Let $ A $ be an $m \times n$ matrix of rank $ k \le \min(m,n) $. Then we decompose $ A = USV^T $, where:
$U$ is $m \times k$ is a semi-orthogonal matrix.
$S$ is $k \times k$ diagonal matrix , of which its diagonal entries are called singular values of $ A $. we denote them by $ \sigma _i = S_{ii} $.
- $V$ is $n \times k$ semi-orthogonal matrix.
- Definition: a semi-orthogonal matrix $ Q $ is a non-square matrix where $ Q^{T}Q=I $.
This is the singular value decomposition (SVD) of matrix $ A $. We define a function $ f_i: \mathbb R^{ m \times n} \to \mathbb R $ by $ f_i (A) = \sigma_i (A) $. I am interested in finding the gradient of $ f_i $ in order to practice matrix defferentiation.
I hope you can help me starting with the first steps.
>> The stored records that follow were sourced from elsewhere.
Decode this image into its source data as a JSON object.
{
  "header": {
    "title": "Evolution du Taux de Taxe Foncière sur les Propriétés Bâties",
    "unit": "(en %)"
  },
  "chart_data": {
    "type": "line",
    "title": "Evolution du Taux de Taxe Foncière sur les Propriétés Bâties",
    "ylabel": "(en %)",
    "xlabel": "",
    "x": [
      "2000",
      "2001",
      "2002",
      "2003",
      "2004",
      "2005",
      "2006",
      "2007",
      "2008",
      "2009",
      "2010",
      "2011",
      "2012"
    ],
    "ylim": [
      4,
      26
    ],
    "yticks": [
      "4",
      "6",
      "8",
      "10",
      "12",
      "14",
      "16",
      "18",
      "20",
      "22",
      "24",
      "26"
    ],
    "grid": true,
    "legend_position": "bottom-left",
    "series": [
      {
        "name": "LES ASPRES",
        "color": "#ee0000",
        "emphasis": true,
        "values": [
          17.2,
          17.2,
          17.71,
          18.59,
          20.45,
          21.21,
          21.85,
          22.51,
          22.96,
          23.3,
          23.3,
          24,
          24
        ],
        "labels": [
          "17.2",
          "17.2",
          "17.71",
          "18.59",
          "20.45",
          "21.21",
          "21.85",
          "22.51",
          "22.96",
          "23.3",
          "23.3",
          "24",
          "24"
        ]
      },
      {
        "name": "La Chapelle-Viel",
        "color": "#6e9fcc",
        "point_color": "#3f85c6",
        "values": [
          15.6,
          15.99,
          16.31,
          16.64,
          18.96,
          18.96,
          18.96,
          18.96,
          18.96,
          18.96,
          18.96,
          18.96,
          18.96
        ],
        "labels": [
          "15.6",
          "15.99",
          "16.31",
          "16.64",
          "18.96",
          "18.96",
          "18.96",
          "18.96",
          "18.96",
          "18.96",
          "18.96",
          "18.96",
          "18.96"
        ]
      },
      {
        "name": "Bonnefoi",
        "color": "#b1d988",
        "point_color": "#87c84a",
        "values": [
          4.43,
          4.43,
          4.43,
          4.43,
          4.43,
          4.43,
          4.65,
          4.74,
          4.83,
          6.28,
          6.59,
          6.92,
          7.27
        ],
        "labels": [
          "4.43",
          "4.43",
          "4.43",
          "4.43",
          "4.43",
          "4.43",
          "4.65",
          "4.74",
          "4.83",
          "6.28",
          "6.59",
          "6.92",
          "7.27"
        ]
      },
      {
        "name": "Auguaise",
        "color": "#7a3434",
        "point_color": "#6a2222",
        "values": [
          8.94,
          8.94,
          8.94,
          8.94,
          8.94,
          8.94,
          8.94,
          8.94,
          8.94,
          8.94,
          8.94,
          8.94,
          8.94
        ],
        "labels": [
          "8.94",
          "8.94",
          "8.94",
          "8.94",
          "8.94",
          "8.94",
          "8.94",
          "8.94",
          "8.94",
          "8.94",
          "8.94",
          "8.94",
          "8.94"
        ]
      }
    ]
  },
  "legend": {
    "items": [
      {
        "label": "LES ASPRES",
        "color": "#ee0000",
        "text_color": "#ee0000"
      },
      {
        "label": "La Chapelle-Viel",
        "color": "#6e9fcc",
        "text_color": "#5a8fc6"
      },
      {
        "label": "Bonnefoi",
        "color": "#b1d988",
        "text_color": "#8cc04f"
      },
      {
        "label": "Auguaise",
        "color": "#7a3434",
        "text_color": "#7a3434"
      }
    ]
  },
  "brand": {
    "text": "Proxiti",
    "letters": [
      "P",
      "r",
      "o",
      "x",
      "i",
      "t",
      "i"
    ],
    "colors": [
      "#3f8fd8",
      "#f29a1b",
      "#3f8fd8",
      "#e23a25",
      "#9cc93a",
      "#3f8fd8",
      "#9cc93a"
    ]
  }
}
Here are the hints that I have been given in order to find the solution, and feel free to use them:
- Use the product rule of differentials to calculate $ dA $ where A is considered as function of $ U $, $ S $ and $ V $.
- The entries of the diagonal of anti-symmetric matrix are all zeros.
- The Hadamard product of two matrices $ A,B $ of the same size , is denoted by $$ (A \circ B )_{ij} = A_{ij} \cdot B_{ij} $$
Use the cyclic property of the trace operator. That is:
$$\mbox{Tr}(ABC) = \mbox{Tr}(CAB) = \mbox{Tr}(BCA)$$
The trace of a scalar is a scalar. That is, given $ a \in \mathbb R $:
$$ \mbox{Tr}(a) = a $$
I stuck right at the beginning, I found that the product rule is:
$$ dA = dUSV^{T} + UdSV^{T} + USdV^{T} $$
Also, I have tried to calculate $ A^{T}A $ as trying to find a useful manipulation where I can use it for the solution, and I got that it is equal to: $ VS^{T} SV^{T} $. First of all, is this what they meant by the product rule? And, second, how do I continue from here?
Let $\{e_i\}$ denote the standard basis vectors. Then $q_i=Qe_i$ is the $i^{th}$ column of $Q$.
The definition of semi-orthogonality says that the columns of $Q$ are orthonormal, i.e. $$\eqalign{ I &= Q^TQ \\ e_i^T(I)e_j &= e_i^T(Q^TQ)e_j \\ \delta_{ij} &= q_i^Tq_j \\ }$$ Multiply the SVD by the $i^{th}$ columns of $(U,V)$ to isolate the $i^{th}$ singular value. $$\eqalign{ A &= \sum_{j=1}^k \sigma_j u_j v_j^T \\ u_i^TAv_i &= \sum_{j=1}^k \sigma_j (u_i^Tu_j)(v_j^Tv_i) = \sum_{j=1}^k \sigma_j\,\delta_{ij}^2 \;=\; \sigma_i \\ }$$ Rearrange this result with the help of the trace/Frobenius product $\Big(A\!:\!B={\rm Tr}\!\left(A^TB\right)\Big)$
Then calculate the differential and gradient. $$\eqalign{ \sigma_i &= u_iv_i^T:A \\ d\sigma_i &= u_iv_i^T:dA \\ \frac{\partial\sigma_i}{\partial A} &= u_iv_i^T \\ }$$ Similarly, the singular vectors also vary with $A$. $$\eqalign{ \sigma_i u_i &= Av_i \\ \sigma_i u_i &= \left(v_i^T\otimes I_m\right){\rm vec}(A) \\ \sigma_i\,du_i &= \left(v_i^T\otimes I_m\right){\rm vec}(dA) \\ \frac{\partial u_i}{\partial{\rm vec}(A)} &= \frac{v_i^T\otimes I_m}{\sigma_i} \\ \\ \\ \sigma_i v_i^T &= u_i^TA \\ \sigma_i v_i &= \left(I_n\otimes u_i^T\right){\rm vec}(A) \\ \sigma_i\,dv_i &= \left(I_n\otimes u_i^T\right){\rm vec}(dA) \\ \frac{\partial v_i}{\partial{\rm vec}(A)} &= \frac{I_n\otimes u_i^T}{\sigma_i} \\ \\ }$$